Aparte de comentarles de la pésima conducta de los cinco alumnos, les propuso algo muy ridículo, que les prohibieran ver Kung Fu porque era un programa que los incentivaba a la violencia. Y el consejo del docente tuvo efecto, como castigo se terminó la serie para Aguilar, Granados, Lombardo y el mismo Leiva. Pero lo más cruel del asunto, en el caso de este último, era que el padre no se iba a perder de verla por las pelotudeces que hacía su hijo en la escuela, y el resultado fue que lo encerraba en su cuarto mientras él la miraba. El pibe sufría escuchando la música de la intro encerrado en su habitación, y el malvado de su papá hasta subía el volumen para que escuchara.
El viejo encorvado volvió a pasar caminando, refunfuñando en voz baja, sin la suerte de encontrar un banco vacío; el canoso y el pequeño saltamontes se cansaron de jugar a la pelota y se fueron. Leiva seguía buceando en los recuerdos de la serie que le prohibieron ver y en el odio que le tuvo al maestro y a su padre por semejante castigo. De adulto, en el Parque Rivadavia compró un par de videos VHS con toda la temporada de Kung Fu y se la puso a ver, pero ya no era lo mismo. Se había perdido la magia. La gracia era esperar ese día a la semana en que la dieran en la tele y al otro día comentarla con sus salvajes compañeros. Incluso una vez se la hizo ver a su hijo y el pibe se bancó dos capítulos solamente.
Miró el reloj y se dio cuenta que se le hacía tarde, tenía que volver al trabajo. Se levantó y dos chicas con un perro aprovecharon la oportunidad para sentarse. Leiva siguió su camino y después de bordear el lago del parque, en otro de los bancos vio al viejo encorvado sentado. Tuvo suerte, pensó el hombre. Caminó unos metros y la cara del viejo le resultó familiar, volvió para mirarlo nuevamente y no podía creer quién era el que estaba sentado ahí, el maestro Carvajal.
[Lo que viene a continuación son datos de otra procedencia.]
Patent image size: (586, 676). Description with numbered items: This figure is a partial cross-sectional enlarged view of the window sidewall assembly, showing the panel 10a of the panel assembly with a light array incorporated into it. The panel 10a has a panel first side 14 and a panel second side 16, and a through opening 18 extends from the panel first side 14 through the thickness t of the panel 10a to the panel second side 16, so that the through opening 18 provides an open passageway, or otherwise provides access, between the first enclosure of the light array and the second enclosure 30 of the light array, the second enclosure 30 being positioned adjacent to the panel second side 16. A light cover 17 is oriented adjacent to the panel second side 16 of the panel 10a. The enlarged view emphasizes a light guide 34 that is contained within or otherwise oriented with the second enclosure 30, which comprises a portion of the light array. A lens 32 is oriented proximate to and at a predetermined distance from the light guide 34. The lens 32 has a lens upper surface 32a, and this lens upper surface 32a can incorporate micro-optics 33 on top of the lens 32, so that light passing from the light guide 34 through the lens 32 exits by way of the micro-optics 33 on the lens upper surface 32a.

Con muchos más años encima, muy arrugado, bastante mal vestido, y una de sus manos con un leve temblor. Se quedó mirándolo varios minutos, el viejo también lo miraba sorprendido. No se quiso quedar con la duda si era él, aunque estaba seguro y le preguntó
--Disculpe… ¿Usted es Roberto Carvajal?
El anciano lo miró con desconfianza, su mano le tembló un poco más y le contestó:
--Sí, soy yo… ¿Lo conozco?
En ese momento tuvo muchas ganas de echarle en cara que gracias a él, en el 74, su padre le dio un castigo ejemplar. Pero lo vio tan viejo, cansado y decrépito que hasta le dio lástima.
Siguió su camino, se dio vuelta a varios metros para volver a mirar a su antiguo maestro, y volvió a retomar su rumbo. Lo último que pensó, fue algo referido a la serie: “Caine también lo hubiese perdonado”.